Em fevereiro de 2013, os dirigentes da FAEP, da Confederação Nacional da Agricultura (CNA) e da Federação da Agricultura do Maro Grosso do Sul (Famasul) reuniram-se com a então ministra da Casa Civil, Gleisi Hoffmann, para debater as invasões indígenas em propriedades rurais de Guaíra e Terra Roxa. A resposta do governo a esta questão foi um ofício da Funai que criou um grupo técnico de trabalho para realizar estudos de demarcação de áreas.

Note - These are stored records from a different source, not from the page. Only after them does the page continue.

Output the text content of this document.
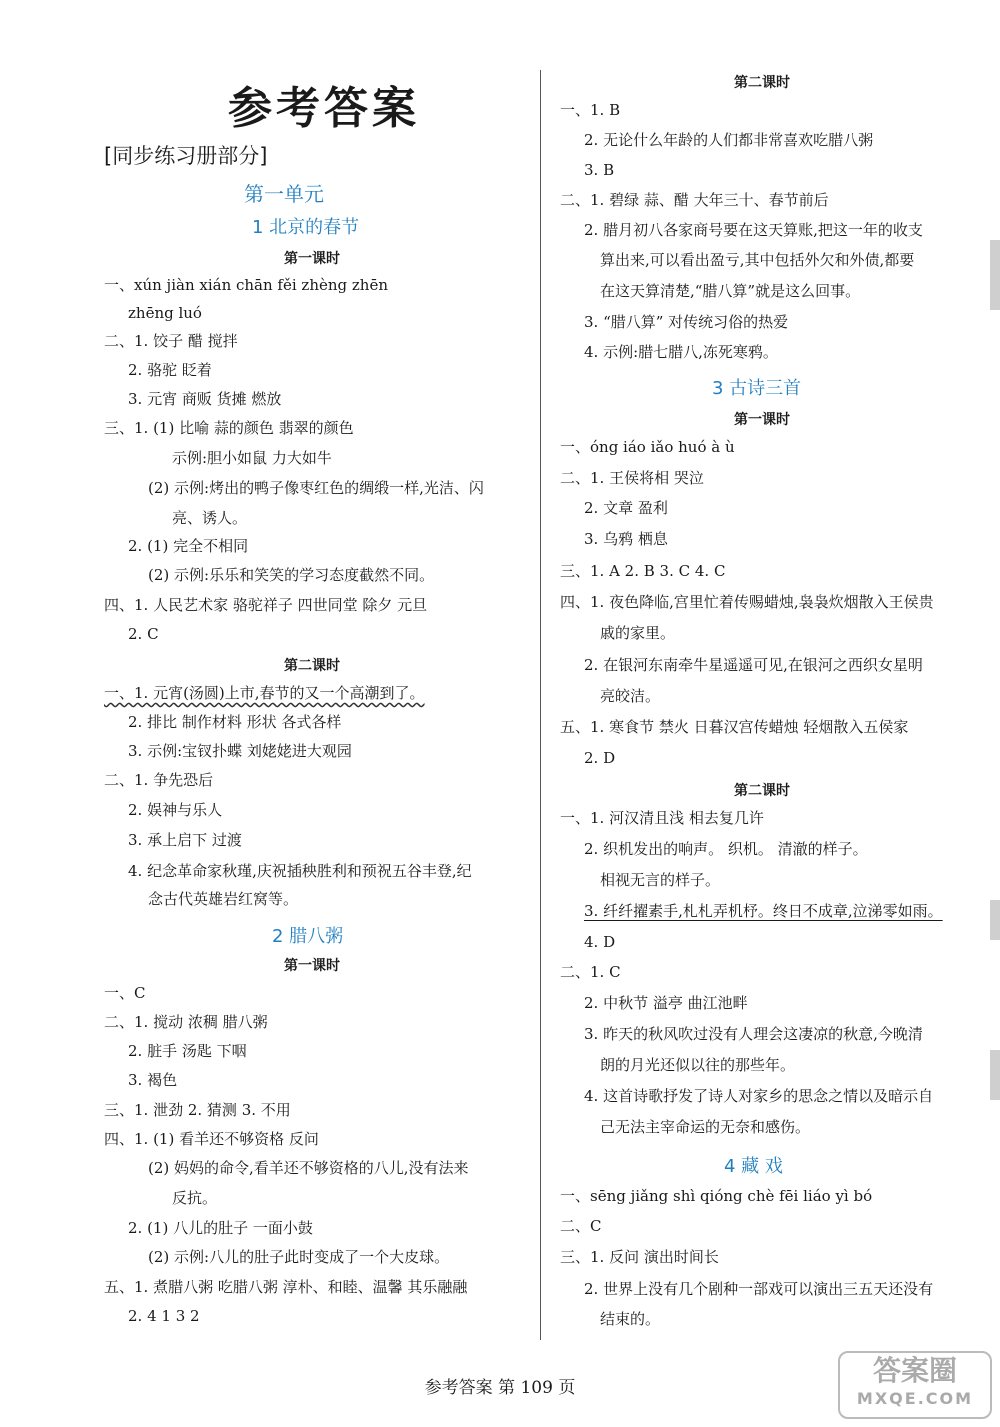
参考答案
[同步练习册部分]
第一单元
1 北京的春节
第一课时
一、xún jiàn xián chān fěi zhèng zhēn
zhēng luó
二、1. 饺子 醋 搅拌
2. 骆驼 眨着
3. 元宵 商贩 货摊 燃放
三、1. (1) 比喻 蒜的颜色 翡翠的颜色
示例:胆小如鼠 力大如牛
(2) 示例:烤出的鸭子像枣红色的绸缎一样,光洁、闪
亮、诱人。
2. (1) 完全不相同
(2) 示例:乐乐和笑笑的学习态度截然不同。
四、1. 人民艺术家 骆驼祥子 四世同堂 除夕 元旦
2. C
第二课时
一、1. 元宵(汤圆)上市,春节的又一个高潮到了。
2. 排比 制作材料 形状 各式各样
3. 示例:宝钗扑蝶 刘姥姥进大观园
二、1. 争先恐后
2. 娱神与乐人
3. 承上启下 过渡
4. 纪念革命家秋瑾,庆祝插秧胜利和预祝五谷丰登,纪
念古代英雄岩红窝等。
2 腊八粥
第一课时
一、C
二、1. 搅动 浓稠 腊八粥
2. 脏手 汤匙 下咽
3. 褐色
三、1. 泄劲 2. 猜测 3. 不用
四、1. (1) 看羊还不够资格 反问
(2) 妈妈的命令,看羊还不够资格的八儿,没有法来
反抗。
2. (1) 八儿的肚子 一面小鼓
(2) 示例:八儿的肚子此时变成了一个大皮球。
五、1. 煮腊八粥 吃腊八粥 淳朴、和睦、温馨 其乐融融
2. 4 1 3 2
第二课时
一、1. B
2. 无论什么年龄的人们都非常喜欢吃腊八粥
3. B
二、1. 碧绿 蒜、醋 大年三十、春节前后
2. 腊月初八各家商号要在这天算账,把这一年的收支
算出来,可以看出盈亏,其中包括外欠和外债,都要
在这天算清楚,“腊八算”就是这么回事。
3. “腊八算” 对传统习俗的热爱
4. 示例:腊七腊八,冻死寒鸦。
3 古诗三首
第一课时
一、óng iáo iǎo huó à ù
二、1. 王侯将相 哭泣
2. 文章 盈利
3. 乌鸦 栖息
三、1. A 2. B 3. C 4. C
四、1. 夜色降临,宫里忙着传赐蜡烛,袅袅炊烟散入王侯贵
戚的家里。
2. 在银河东南牵牛星遥遥可见,在银河之西织女星明
亮皎洁。
五、1. 寒食节 禁火 日暮汉宫传蜡烛 轻烟散入五侯家
2. D
第二课时
一、1. 河汉清且浅 相去复几许
2. 织机发出的响声。 织机。 清澈的样子。
相视无言的样子。
3. 纤纤擢素手,札札弄机杼。终日不成章,泣涕零如雨。
4. D
二、1. C
2. 中秋节 溢亭 曲江池畔
3. 昨天的秋风吹过没有人理会这凄凉的秋意,今晚清
朗的月光还似以往的那些年。
4. 这首诗歌抒发了诗人对家乡的思念之情以及暗示自
己无法主宰命运的无奈和感伤。
4 藏 戏
一、sēng jiǎng shì qióng chè fēi liáo yì bó
二、C
三、1. 反问 演出时间长
2. 世界上没有几个剧种一部戏可以演出三五天还没有
结束的。
参考答案 第 109 页
答案圈
MXQE.COM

A ação desagradou até mesmo o prefeito de Guaíra, Fabian Vendruscolo, do PT, que se mostrou preocupado com a atitude da Funai em constituir um grupo técnico para realizar a delimitação de terras à revelia do município. Segundo ele, na época havia inúmeras ocupações ocorridas em Guaíra e Terra Roxa, sob a apreciação da Justiça Federal, mas que não possuíam qualquer procedimento administrativo em elaboração na própria Funai para estudo de demarcação. No seu entender, essas áreas deveriam ser reintegradas aos seus proprietários legais.
No dia 19 de abril de 2013 – data em que se comemora o Dia do Índio -, a situação já havia se agravado bastante, inclusive com episódios de violência (houve o assassinato de um produtor rural por índios em Douradina, no Mato Grosso do Sul). Nesta data, enquanto centenas de índios ocupavam, de forma violenta, a Câmara Federal e o Palácio do Planalto, em Brasília, o presidente da FAEP, Ágide Meneguette conversava com lideranças rurais no Oeste do Estado, com objetivo de encontrar uma solução para o impasse.